Les enquêteurs soupçonnent également que le tunnel « n’a pas servi uniquement au trafic de drogue, mais aussi à l’introduction de migrants en situation irrégulière à Ceuta ».

Les aveux ont également mis en lumière le mécanisme de couverture sécuritaire : un groupe d’agents de la Garde civile, dirigé par Rubén G., fournissait aux trafiquants des informations précises sur « les jours sûrs pour opérer » ainsi que sur « les horaires d’alerte et les mouvements des forces de sécurité », en échange de sommes comprises entre 70 000 et 100 000 euros par cargaison.
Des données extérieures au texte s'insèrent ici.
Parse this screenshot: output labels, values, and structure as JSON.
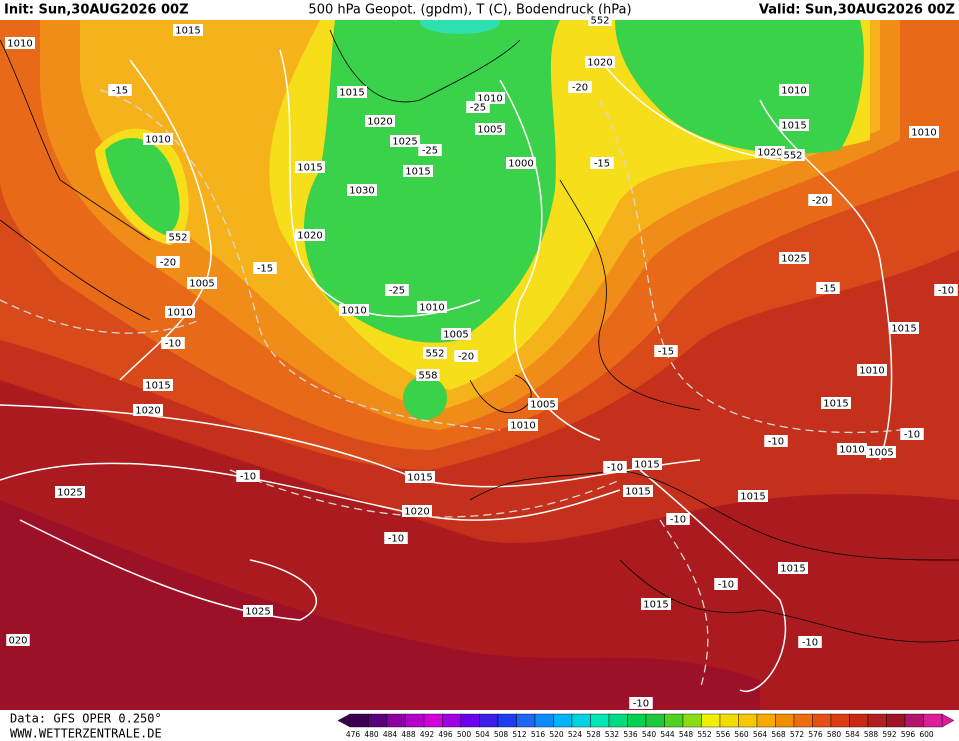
{
  "header": {
    "init": "Init: Sun,30AUG2026 00Z",
    "title": "500 hPa Geopot. (gpdm), T (C), Bodendruck (hPa)",
    "valid": "Valid: Sun,30AUG2026 00Z"
  },
  "footer": {
    "source": "Data: GFS OPER 0.250°",
    "website": "WWW.WETTERZENTRALE.DE"
  },
  "colorbar": {
    "ticks": [
      476,
      480,
      484,
      488,
      492,
      496,
      500,
      504,
      508,
      512,
      516,
      520,
      524,
      528,
      532,
      536,
      540,
      544,
      548,
      552,
      556,
      560,
      564,
      568,
      572,
      576,
      580,
      584,
      588,
      592,
      596,
      600
    ],
    "colors": [
      "#3c0050",
      "#5a0078",
      "#8c00a0",
      "#b400c8",
      "#d200dc",
      "#a000e6",
      "#6e00f0",
      "#3c1ee6",
      "#1e3cf0",
      "#1e64f5",
      "#0a8cfa",
      "#00b4fa",
      "#00d2e6",
      "#00e6b4",
      "#00dc82",
      "#00d250",
      "#1ec83c",
      "#50d21e",
      "#8cdc14",
      "#f0f000",
      "#f5dc00",
      "#f5c800",
      "#f5aa00",
      "#f08c00",
      "#eb6e0a",
      "#e65014",
      "#dc3c14",
      "#c82814",
      "#b41e1e",
      "#a01428",
      "#b4146e",
      "#dc1e9b"
    ]
  },
  "map_labels": {
    "isobars": [
      "1010",
      "1015",
      "1015",
      "1020",
      "1025",
      "1015",
      "1030",
      "1015",
      "1020",
      "1010",
      "1005",
      "1000",
      "1010",
      "552",
      "1005",
      "1010",
      "1015",
      "1020",
      "1010",
      "1010",
      "1005",
      "552",
      "558",
      "1005",
      "1010",
      "1015",
      "1020",
      "1025",
      "1025",
      "020",
      "1015",
      "1015",
      "1015",
      "1015",
      "1015",
      "1020",
      "1010",
      "1015",
      "1020",
      "552",
      "1010",
      "1025",
      "1015",
      "1010",
      "1015",
      "1010",
      "1005",
      "552"
    ],
    "temperatures": [
      "-15",
      "-20",
      "-25",
      "-25",
      "-15",
      "-20",
      "-20",
      "-15",
      "-25",
      "-10",
      "-15",
      "-20",
      "-15",
      "-10",
      "-10",
      "-10",
      "-10",
      "-10",
      "-10",
      "-10",
      "-10",
      "-10",
      "-10"
    ]
  }
}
L’unité des affaires internes a confirmé la véracité de ces informations après le placement du suspect en détention provisoire, malgré ses tentatives d’obtenir une libération rapide pour des raisons familiales.

Dans un précédent sécuritaire inédit dans la ville, les experts de l’unité des tunnels ont confirmé que le passage secret s’étend sur une longueur de 50 mètres et à une profondeur d’environ 12 mètres sous terre, témoignant d’un haut niveau de planification et de soutien logistique.

Ainsi, le dossier du « tunnel de Ceuta » dépasse largement le simple cadre du trafic de drogue transfrontalier pour révéler une faille profonde dans le système de coopération sécuritaire et judiciaire entre les deux rives de la Méditerranée.